It is the twenty-fifth anniversary of DuckTales. This anniversary
has given comic blogs that I read the opportunity to celebrate the series,
often in great detail. For me, the
problem is that DT and I had a very
complicated relationship.
DuckTales was
released in 1987 near the height of Gladstone’s spectacular reissuing of Disney
comic books in the United States. The
last remnants of Western Publishing—Whitman—had officially held the license in
the early 1980s, but had basically given up by the late 1970s. The final Whitman issues remain rare because their
distribution was skewed. Gladstone,
though, marketed kids’ comics to fans, most of whom were adults.
I was not an adult in 1987.
I turned 15 that year. (God, I’m
old.) I had always loved Disney’s ducks,
and I had been inhaling the stories printed by Gladstone and learning about the
Good Duck Man, Carl Barks. I was excited
to hear of an animated series allegedly based on Barks’s classic Uncle Scrooge
comic books.
Notice that key word: allegedly. Frankly, Disney has never known what to do
with the ducks. This was never more true
than with DT. Scrooge McDuck is arguably Carl Barks’s
greatest creation, but he did something else equally important: he transformed
Donald Duck from an incomprehensible hothead popularized in early shorts to an
Everyduck. Donald remained angry and
opinionated—those are some of the traits from which great comedy comes—but he
was far more rounded than the persona of the screen. Disney, though, never realized that.
DT’s greatest
mistake—and that’s saying something, because there were many!—was jettisoning
Donald. They had him join the navy. After all, since he wears a sailor suit, he
must dream of joining. Gladstone in one
or another letters column argued that Donald would’ve overshadowed Uncle
Scrooge. I disagreed then, and I
disagree now. Scrooge without Donald is like
Laurel without Hardy. Besides this, the
Donald Duck created by Barks would never abandon his nephews like that. Oh, he might for a week or a month—Donald remains
selfish—but his better nature would return.

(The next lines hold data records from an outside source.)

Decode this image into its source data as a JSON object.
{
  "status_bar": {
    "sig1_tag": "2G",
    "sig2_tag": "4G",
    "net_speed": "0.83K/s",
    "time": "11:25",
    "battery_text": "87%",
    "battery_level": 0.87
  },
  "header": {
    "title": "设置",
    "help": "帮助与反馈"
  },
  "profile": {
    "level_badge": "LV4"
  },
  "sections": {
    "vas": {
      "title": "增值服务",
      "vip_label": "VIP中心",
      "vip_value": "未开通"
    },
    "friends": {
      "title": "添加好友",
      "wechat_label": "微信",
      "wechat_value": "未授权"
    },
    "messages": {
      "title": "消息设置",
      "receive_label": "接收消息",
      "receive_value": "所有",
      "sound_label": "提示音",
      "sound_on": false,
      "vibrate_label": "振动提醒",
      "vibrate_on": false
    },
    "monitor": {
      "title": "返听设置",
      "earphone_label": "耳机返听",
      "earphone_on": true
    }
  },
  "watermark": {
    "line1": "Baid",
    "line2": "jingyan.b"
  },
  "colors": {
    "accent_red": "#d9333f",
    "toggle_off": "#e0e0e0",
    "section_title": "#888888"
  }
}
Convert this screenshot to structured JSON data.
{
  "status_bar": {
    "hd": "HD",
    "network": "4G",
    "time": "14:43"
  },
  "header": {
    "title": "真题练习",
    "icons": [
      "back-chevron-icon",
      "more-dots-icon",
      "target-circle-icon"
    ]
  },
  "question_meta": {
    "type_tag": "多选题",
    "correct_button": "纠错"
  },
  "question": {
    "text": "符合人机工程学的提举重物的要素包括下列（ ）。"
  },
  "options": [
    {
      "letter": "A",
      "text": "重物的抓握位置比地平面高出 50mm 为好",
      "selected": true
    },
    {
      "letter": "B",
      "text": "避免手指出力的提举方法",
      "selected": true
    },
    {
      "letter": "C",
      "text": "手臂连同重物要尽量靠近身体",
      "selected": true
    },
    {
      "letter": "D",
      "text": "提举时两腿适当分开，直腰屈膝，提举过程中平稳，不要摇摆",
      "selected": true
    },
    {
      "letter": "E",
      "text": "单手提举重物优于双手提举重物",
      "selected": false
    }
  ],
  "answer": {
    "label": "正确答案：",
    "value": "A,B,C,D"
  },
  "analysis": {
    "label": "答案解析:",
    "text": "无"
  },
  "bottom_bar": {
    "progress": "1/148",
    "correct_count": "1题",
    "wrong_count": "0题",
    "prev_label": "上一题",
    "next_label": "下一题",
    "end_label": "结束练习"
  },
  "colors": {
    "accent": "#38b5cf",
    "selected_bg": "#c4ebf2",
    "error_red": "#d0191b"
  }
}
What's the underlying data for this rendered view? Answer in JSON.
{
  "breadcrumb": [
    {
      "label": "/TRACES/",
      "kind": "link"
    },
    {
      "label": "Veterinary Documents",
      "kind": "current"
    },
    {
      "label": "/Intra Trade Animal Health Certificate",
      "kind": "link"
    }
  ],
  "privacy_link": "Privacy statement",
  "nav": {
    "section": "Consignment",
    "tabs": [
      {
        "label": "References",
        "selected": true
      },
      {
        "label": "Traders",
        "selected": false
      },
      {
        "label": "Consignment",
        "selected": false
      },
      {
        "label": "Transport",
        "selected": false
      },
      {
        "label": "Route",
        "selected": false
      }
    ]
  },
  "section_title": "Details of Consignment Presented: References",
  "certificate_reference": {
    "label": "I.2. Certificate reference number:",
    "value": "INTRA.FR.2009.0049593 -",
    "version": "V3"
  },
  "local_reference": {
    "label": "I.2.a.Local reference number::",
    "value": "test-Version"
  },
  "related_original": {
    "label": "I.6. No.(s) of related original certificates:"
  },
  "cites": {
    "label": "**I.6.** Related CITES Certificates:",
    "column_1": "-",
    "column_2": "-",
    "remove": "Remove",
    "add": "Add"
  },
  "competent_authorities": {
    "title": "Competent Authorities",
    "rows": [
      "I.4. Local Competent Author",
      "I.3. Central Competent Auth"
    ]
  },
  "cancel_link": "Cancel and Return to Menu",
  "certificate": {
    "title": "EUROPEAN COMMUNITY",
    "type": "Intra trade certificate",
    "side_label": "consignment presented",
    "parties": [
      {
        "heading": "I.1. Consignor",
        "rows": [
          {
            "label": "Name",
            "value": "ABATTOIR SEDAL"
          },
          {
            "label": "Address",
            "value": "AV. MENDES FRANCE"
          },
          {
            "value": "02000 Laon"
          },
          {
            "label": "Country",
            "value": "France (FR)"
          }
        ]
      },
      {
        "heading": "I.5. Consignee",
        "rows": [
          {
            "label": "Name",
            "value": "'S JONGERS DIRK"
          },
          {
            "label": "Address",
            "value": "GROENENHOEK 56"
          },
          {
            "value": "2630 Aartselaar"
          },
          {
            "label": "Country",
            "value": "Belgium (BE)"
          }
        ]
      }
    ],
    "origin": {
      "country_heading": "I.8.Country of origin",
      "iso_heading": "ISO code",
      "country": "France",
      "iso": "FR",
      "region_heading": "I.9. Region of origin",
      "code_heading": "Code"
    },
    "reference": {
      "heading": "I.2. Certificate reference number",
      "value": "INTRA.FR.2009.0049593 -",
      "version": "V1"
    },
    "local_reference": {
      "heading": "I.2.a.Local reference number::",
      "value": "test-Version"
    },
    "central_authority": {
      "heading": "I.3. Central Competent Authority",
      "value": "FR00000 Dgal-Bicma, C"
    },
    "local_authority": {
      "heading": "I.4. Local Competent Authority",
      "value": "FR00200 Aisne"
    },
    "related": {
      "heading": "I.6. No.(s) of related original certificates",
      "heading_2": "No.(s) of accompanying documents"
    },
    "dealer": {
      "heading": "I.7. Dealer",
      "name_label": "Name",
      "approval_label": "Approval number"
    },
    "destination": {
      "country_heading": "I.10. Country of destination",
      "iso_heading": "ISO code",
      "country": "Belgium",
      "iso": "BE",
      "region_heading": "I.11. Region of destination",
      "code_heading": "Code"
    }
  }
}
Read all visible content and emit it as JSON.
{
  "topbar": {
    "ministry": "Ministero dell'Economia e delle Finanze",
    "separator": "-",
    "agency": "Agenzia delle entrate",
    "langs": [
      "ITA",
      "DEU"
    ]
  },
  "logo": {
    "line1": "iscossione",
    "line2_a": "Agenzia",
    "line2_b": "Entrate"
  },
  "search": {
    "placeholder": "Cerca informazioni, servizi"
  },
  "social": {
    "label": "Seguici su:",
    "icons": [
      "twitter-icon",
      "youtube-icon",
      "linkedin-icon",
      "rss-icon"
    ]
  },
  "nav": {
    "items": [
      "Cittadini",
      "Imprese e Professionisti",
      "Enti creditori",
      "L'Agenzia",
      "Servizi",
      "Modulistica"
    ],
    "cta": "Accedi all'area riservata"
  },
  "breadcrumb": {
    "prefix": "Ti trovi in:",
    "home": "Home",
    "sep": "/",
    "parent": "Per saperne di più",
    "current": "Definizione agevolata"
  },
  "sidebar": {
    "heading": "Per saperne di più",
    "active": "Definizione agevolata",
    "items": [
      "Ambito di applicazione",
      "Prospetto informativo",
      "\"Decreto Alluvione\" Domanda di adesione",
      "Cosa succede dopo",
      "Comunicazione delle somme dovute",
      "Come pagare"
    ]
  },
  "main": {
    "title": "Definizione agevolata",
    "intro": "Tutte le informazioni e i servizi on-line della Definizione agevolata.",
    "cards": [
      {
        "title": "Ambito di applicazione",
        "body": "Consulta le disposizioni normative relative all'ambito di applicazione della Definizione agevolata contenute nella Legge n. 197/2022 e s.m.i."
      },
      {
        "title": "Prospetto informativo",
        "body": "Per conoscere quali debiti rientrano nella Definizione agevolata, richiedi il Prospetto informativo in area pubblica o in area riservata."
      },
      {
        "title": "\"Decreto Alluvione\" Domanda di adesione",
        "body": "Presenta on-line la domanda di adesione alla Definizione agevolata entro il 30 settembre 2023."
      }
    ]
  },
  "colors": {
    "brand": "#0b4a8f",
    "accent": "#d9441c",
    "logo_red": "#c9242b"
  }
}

Even worse, to take Donald’s place, Disney felt it necessary
to create one of the most obnoxious animation characters ever: Launchpad
McQuack. Launchpad was an incompetent
and stupid pilot. Stupidity can be comic
gold if done correctly, but it is almost never done correctly. Launchpad annoyed me. He still does. The other new characters introduced were
similarly problematic. Of particular
obnoxiousness was Webby, a preteen duckling who was the niece of Scrooge’s
housekeeper (another needless addition).
One might applaud Disney for trying to add female characters to an
animated world that has long been male dominated to the point of misogyny. But there were female characters who could easily
have been coopted for this idea: Daisy’s nieces, April, May, and June. For that matter, Daisy herself would have
been a fine addition to DT.
I will say that seeing Barks’s “Land Beneath the Ground”
animated was and is a remarkable experience.
It’s one of the few episodes that I have fond memories of. For the most part, though, DT shits on Barks’s legacy. It could have been golden, but it, instead,
was, well, shit. It was pretty, though. Barks famously refused comment on the show except to say that the backgrounds were lush like classic Disney animation. That's true--and that was Disney's modus operandi: pretty on the outside and empty (at best) on the inside. That philosophy would be transferred to comic books when they foolishly took the license away from Gladstone a few years later, but that's another post.